“É impensável que, em determinado tipo de processos complexos, a investigação seja titulada só por um magistrado porque, obviamente, a dimensão do que está em análise é tal que se exige equipas de magistrados”, afirmou Joana Marques Vidal, durante um jantar-debate realizado quinta-feira à noite em Lisboa, sob o tema “Ministério Público: Presente e Futuro”.
Para a Procuradora, há processos que precisam “da intervenção de diversos tribunais ao mesmo tempo”, dando como exemplo o caso BES, que originou vários processos em vários tribunais: um processo de investigação criminal, processos de contraordenações, processos de ações cíveis, processos no âmbito dos tribunais administrativos fiscais e um processo de insolvência no tribunal do comércio”
Segundo a PGR, o Ministério Público tem de ter uma abordagem integrada, até porque “se compreenderá mal que um MP defenda que estão provados determinados factos num crime e os mesmos se considerem não provados na concorrência”.
Dando o exemplo de processos criminais que implicam conhecimentos de direito administrativo, Joana Marques Vidal defendeu que “é essencial que haja capacidade de articulação entre jurisdições de ambos ou até a constituição de equipas onde magistrados da área administrativa venham fazer parte da área criminal e vice-versa, face a determinados pontos da investigação que está em causa”.

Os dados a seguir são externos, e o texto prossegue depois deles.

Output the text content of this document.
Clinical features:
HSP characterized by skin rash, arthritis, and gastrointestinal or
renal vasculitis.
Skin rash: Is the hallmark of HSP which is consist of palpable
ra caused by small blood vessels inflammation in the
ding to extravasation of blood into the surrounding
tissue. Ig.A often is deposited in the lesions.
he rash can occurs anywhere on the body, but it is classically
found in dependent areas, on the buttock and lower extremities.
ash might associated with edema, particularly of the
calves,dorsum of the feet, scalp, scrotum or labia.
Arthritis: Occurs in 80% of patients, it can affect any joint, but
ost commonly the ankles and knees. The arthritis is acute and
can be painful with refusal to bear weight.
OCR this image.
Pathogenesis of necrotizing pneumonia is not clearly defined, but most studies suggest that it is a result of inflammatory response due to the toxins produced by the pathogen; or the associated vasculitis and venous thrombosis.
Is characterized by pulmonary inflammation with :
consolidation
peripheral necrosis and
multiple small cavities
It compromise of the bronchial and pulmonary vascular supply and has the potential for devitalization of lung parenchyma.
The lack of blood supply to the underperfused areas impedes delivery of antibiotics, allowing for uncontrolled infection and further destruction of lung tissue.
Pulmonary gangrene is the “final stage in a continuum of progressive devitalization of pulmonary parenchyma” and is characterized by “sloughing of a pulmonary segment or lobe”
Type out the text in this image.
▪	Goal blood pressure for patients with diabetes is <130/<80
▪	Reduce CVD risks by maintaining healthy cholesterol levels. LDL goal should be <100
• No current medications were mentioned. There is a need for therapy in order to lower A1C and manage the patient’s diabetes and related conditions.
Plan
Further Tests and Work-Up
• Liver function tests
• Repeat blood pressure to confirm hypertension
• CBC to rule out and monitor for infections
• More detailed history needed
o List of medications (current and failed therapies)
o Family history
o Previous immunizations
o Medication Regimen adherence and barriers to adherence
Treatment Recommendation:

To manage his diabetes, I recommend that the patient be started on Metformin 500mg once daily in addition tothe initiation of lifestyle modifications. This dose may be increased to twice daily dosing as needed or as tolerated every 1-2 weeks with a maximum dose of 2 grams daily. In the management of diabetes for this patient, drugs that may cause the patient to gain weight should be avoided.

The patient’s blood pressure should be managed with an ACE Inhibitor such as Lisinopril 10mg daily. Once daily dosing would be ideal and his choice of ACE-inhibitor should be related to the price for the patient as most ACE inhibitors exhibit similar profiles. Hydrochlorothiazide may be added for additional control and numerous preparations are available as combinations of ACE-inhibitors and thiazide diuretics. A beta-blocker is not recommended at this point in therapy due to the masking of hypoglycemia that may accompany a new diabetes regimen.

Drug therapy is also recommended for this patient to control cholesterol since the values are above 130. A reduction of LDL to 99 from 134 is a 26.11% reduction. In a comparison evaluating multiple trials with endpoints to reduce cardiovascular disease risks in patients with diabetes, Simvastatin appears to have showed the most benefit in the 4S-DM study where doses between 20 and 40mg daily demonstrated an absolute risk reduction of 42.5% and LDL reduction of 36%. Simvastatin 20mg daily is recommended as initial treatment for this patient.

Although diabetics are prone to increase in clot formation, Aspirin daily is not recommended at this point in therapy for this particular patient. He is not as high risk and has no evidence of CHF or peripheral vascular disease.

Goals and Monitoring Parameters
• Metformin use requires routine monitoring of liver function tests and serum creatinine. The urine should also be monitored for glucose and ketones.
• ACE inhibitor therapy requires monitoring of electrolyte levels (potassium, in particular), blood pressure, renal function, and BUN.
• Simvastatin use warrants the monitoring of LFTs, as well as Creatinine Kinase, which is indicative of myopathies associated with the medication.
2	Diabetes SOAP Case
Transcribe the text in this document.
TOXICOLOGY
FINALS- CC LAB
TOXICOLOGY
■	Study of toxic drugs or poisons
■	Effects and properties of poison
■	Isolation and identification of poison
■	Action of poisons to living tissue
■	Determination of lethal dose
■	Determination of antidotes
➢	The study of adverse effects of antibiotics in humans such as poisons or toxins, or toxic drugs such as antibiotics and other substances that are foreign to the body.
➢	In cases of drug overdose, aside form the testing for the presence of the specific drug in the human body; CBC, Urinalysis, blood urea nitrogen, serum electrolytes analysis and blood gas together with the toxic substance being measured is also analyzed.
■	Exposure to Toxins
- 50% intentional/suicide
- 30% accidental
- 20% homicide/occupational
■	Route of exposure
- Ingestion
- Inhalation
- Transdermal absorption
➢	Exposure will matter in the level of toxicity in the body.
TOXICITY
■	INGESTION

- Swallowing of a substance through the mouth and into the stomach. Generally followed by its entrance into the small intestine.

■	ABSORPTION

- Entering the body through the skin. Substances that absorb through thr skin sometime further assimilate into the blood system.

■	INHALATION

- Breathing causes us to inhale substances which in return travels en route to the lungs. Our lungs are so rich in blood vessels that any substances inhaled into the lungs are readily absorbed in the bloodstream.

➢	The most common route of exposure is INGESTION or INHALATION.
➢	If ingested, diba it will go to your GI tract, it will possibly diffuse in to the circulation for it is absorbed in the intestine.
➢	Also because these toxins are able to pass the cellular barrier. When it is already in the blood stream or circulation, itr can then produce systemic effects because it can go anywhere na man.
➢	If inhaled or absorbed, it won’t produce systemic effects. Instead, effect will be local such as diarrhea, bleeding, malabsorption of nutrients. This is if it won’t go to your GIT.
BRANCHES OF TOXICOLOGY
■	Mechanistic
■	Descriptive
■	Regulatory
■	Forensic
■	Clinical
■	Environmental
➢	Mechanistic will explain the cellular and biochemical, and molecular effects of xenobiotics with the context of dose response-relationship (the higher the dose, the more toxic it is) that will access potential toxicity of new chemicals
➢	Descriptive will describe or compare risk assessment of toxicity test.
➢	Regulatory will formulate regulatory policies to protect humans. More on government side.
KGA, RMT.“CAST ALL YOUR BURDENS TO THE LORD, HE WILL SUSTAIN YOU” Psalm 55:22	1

A PGR disse que este modelo “foi ensaiado em alguns processos e deu resultados”, lembrando o caso BES em que a equipa era constituída também por dois magistrados do Tribunal Administrativo que participaram na análise de determinados segmentos de áreas contratuais e de planeamento urbanismo.
Para a procuradora, um dos desafios do futuro é a possibilidade de se “constituir equipas de varias jurisdições e o outro desafio é constituir equipas de trabalho dentro da mesma jurisdição”.
A PGR lembrou as áreas internacionais em que já há atualmente “a constituição de equipas conjuntas na área policial com magistrados e polícias estrangeiros”, considerando que “o futuro vai ser esse”.
Para que estas equipas possam ser constituídas é preciso que determinados dirigentes hierárquicos do Ministério Público passem a ter competências que lhes permitam promover a constituição dessas equipas, sublinhou.
A magistrada disse que é preciso mudar mentalidades e dar formação a quem está no terreno: “Fomos formados para `um processo/um magistrado´ e esta forma de trabalhar em equipas com abordagens integradas exige capacidade de trabalhar em equipa”.
Joana Marques Vidal disse acreditar que estas equipas de trabalho permitirão responder de forma mais eficaz à complexidade de alguns ilícitos criminais, como fenómenos transnacionais e outros que, muitas vezes, passam ao nível da cibercriminalidade.
No que toca ao funcionamento geral das instituições que cooperam com a Justiça criminal, a PGR lembrou que é preciso, no presente, uma “melhoria das perícias, uma melhoria da qualidade de todos os intervenientes, uma melhoria da qualidade e aprofundamento constante da formação dos próprios magistrados”.
Sobre a revisão do Estatuto do Ministério Público, a PGR voltou a defender que a autonomia interna e externa daquele órgão como “marca fundamental” e “garantia do funcionamento do Estado Democrático e de Direito”.
“Queremos este modelo de Ministério Publico ou queremos outro? Eu defendo este modelo”, disse a procuradora, reconhecendo que “não há nada é perfeito”, mas que o modelo português “é um dos mais equilibrados”.
Joana Marques Vidal começou o seu discurso com um aviso: “por respeito ao quadro judicial”, não se iria pronunciar sobre uma eventual recondução no cargo de PGR, cujo mandato termina no final do ano.